The other trait is investing in the investor relationships, whether it is venture capital or the healthcare dedicated hedge fund community or the mutual fund community. Partnering with those people and having a few true believers not only helps you raise capital, but also gives you advocates across the biotech community. 


What activity would you advise biotechs to be cautious about? 

One is to avoid surrounding yourself with too many like-minded people. When you surround yourself with people that are just like you, you can make decisions that make sense at that time, but don’t take into account the full suite of information. Management teams should surround themselves with advisors who have a diversified set of opinions. It may be a trusted advisor at a bank that knows you over time, or bringing in a board observer, or having a head of IR who has been at more mature companies. 

The other is to take financing when it’s available. The macro sentiment in our industry can drive a lot of the value creation. Good companies going public in good times is excellent.
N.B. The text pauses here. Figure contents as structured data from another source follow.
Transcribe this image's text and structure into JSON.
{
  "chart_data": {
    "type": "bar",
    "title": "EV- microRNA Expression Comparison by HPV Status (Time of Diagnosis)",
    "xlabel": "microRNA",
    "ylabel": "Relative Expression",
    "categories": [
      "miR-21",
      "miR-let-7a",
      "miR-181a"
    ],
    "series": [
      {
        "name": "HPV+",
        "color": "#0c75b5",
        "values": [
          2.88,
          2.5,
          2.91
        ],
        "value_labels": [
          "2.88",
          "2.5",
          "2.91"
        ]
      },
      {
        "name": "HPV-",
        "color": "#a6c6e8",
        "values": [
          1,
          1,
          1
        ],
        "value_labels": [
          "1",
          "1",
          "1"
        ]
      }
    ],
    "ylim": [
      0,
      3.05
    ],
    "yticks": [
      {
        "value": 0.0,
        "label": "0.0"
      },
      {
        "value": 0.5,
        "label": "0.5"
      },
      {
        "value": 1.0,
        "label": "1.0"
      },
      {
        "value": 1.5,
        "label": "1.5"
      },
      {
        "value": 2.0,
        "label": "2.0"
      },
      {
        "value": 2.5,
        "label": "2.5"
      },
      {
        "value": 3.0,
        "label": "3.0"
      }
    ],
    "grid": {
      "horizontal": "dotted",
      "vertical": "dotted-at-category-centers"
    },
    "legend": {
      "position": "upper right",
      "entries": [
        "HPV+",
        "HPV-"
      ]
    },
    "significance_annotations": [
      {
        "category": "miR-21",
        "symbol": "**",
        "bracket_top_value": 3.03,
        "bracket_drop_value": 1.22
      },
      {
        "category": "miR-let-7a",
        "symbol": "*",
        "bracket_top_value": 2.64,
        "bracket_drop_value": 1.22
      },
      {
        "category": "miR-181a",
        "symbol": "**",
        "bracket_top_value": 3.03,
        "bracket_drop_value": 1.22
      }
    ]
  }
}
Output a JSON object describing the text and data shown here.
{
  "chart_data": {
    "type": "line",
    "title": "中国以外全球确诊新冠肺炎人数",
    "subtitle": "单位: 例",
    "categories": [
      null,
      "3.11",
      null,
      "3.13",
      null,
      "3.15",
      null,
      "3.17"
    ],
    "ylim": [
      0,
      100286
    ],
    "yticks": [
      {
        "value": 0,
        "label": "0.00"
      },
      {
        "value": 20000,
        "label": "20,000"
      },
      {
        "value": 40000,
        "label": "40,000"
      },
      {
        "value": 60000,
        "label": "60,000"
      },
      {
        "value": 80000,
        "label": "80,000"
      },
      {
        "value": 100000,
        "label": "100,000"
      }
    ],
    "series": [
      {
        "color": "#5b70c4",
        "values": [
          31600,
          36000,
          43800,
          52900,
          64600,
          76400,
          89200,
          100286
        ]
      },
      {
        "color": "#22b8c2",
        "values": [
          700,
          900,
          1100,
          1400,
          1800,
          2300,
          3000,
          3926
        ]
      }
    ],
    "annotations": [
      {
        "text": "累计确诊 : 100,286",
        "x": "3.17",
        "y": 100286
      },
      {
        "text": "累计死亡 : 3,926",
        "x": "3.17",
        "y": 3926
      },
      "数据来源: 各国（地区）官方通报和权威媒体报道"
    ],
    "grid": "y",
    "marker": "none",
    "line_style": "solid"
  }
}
Good companies going public in bad times can still be challenging. IPOs are about selling enthusiasm for the drugs being developed. If you don’t have that enthusiasm in the background, it can be difficult for even the best companies. 


What has been a lesson learned from your career? 

What I found was important in the healthcare industry was relationships with investors across this tight-knit healthcare dedicated community. Having trust and relationships is critical in fundraising. The other important thing is investing time and effort into building relationships with biotech companies over a long period of time.


What advice would you give to young people entering the finance industry?

One is that you've got to have passion and perseverance in this arena. Another is to find a role model to actively learn from. If you're looking for a long-term career, it’s critical to find yourself in a place where you can be challenged and are challenged with support. You're never going to be able to expand your horizon or do more if you don't feel like you have that support there.

Sometimes your career doesn't always make sense looking forward but does make sense looking back. Get the experience, find a role model, challenge yourself, because that is how you develop your gut and your sense of confidence.